There's the kind of waiting that forces you to get creative... like wanting to go to the beach during an unusual two-week long stint of rain. Sure, you could just sit by the window and cry, or you could think of something else to do. My folks and I had marvelous fun after Hurricane Isabelle. The power was out, so, no one could watch TV or play video games the way they normally would, so, we entertained ourselves in other ways. We played board games, we talked, I read some stories aloud, and, best of all, Mom taped our hands, sticky part facing out, so we could "vacuum" up from the floor our gorgeous, long-haired black dog's fur.

My current favorite among waiting moments is between yoga poses. When one practices, there's a period of time when you're simply waiting to be released from a pose. So, as you wait, you deepen, you breathe, you go even deeper into yourself and the possibilities for meditation. It is during this portion of the routine that you actually get better, that you improve the most in your strength, flexibility, and sense of peace.

That reminds me of how we were taught to chant "Om"... there's this three-part breathing method connected to mental imagery. The best part is what happens between breaths. The Indian chanters focus on that state of "breathlessness" between an exhale and the following inhalation. It's a brief wait, but it's acknowledged as precious and representative of our need to stop, slow down, not work for a moment...

...and the relief once it's all over with... that makes it, (here's another phrase we use), "well worth the wait."

So, the process is up to us. We can go the Grey's Anatomy way and beat ourselves with a hammer until we finally choose to stop (that is relieving after all, but how brutal!). Otherwise, we can find ways to find peace, to get some perspective, to cushion our fall for when the waiting is finally done.

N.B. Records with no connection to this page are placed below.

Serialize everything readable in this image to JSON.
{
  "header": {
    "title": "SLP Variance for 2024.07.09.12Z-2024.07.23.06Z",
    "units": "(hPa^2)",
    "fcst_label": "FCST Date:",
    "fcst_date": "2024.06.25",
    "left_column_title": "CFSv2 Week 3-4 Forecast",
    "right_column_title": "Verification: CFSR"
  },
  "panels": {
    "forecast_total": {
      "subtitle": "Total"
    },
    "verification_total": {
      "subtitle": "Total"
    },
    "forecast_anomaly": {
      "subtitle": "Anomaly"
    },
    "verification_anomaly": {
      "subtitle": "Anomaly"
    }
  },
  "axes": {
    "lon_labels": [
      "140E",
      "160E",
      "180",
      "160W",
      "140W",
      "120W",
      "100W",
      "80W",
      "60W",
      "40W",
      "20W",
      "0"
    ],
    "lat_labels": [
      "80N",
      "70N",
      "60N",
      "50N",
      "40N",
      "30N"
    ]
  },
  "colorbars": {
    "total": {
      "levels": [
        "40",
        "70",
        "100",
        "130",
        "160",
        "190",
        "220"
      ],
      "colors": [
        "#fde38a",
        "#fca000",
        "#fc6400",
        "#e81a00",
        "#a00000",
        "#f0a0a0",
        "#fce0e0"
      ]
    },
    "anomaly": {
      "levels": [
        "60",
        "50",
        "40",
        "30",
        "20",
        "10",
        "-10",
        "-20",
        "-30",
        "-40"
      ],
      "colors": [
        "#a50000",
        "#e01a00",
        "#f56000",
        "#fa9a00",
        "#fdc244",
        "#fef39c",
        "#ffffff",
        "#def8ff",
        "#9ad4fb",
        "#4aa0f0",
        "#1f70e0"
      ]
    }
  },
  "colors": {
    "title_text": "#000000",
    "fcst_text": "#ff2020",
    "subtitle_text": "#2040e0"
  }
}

Anya has elected to have an impressive attitude about the wait for her second child. While the first day after the due date was disappointing (those stupid birth books get you ready so far in advance that it's easy to see the due date as a countdown rather than an approximation), she has perked up a bit. She's tired, but she's also content to spend this special time she has left with her son until he is ready to come into the world. And that's going to be such a happy relief.